Precision direct photon spectra at high energy and comparison to the 8 TeV ATLAS data
Matthew D. Schwartz
TL;DR
The paper tackles precision predictions for the isolated direct photon spectrum at high transverse energy and its comparison to ATLAS data at $8$ TeV. It combines $N^3LL$ threshold resummation (via PeTeR) with fixed-order fragmentation (via JetPhox), including isolation and electroweak Sudakov corrections, and matches resummed results to NLO with fragmentation.
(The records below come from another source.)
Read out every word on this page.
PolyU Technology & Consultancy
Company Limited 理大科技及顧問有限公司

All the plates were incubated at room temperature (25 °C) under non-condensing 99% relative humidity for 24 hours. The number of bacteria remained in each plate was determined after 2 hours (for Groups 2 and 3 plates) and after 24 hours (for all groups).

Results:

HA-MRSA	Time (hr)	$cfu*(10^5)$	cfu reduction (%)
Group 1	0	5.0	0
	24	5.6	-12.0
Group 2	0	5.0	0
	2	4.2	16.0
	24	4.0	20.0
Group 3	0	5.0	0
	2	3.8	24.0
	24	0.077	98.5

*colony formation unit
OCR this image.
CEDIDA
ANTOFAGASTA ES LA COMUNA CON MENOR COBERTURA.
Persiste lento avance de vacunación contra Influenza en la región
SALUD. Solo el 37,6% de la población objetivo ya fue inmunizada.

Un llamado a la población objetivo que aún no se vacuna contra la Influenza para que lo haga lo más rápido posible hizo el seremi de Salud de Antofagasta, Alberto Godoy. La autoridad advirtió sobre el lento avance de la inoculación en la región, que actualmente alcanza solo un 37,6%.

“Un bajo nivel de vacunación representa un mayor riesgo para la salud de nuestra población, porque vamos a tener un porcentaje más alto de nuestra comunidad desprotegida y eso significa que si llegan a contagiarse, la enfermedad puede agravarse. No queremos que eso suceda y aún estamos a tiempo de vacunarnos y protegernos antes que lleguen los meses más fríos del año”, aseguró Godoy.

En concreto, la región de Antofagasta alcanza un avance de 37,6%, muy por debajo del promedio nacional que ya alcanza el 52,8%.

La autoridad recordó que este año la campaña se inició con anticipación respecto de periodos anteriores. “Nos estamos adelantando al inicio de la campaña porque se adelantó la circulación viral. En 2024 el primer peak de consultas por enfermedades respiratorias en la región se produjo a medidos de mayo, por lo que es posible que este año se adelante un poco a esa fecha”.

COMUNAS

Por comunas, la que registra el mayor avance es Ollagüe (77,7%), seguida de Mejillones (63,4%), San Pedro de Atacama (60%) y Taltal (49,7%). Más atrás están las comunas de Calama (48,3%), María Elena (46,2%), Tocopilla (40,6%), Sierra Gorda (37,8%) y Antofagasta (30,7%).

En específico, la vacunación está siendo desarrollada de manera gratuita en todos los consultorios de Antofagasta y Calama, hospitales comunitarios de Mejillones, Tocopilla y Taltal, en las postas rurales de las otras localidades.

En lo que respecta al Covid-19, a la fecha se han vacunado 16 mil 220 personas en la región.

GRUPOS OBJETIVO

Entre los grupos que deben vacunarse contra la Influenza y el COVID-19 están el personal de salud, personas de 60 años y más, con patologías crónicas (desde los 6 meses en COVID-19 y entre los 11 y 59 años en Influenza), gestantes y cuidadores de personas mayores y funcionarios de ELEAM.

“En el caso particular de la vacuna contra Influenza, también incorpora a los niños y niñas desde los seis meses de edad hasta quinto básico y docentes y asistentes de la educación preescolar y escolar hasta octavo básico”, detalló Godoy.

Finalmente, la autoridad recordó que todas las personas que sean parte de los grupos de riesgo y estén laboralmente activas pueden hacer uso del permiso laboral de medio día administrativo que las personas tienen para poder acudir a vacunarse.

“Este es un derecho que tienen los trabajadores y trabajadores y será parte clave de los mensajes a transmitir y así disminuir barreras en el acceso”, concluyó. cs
Key findings show that adding threshold resummation and EW logarithms progressively improves agreement with data, with EW effects notably reducing the high-$E_T$ cross section and PDF uncertainties remaining dominant at large $E_T$. This work demonstrates the necessity of both QCD threshold logs and electroweak corrections for precision photon spectra and highlights the potential of high-$x$ PDF constraints from direct photon measurements.
Abstract
The direct photon spectrum is computed to the highest currently available precision and compared to ATLAS data from 8 TeV collisions at the LHC. The prediction includes threshold resummation at next-to-next-to-next-to-leading logarithmic order through the program PeTeR, matched to next-to-leading fixed order with fragmentation effects using JetPhox and includes the resummation of leading-logarithmic electroweak Sudakov effects. Remarkably, improved agreement with data can be seen when each component of the calculation is added successively. This comparison demonstrates the importance of both threshold logs and electroweak Sudakov effects. Numerical values for the predictions are included.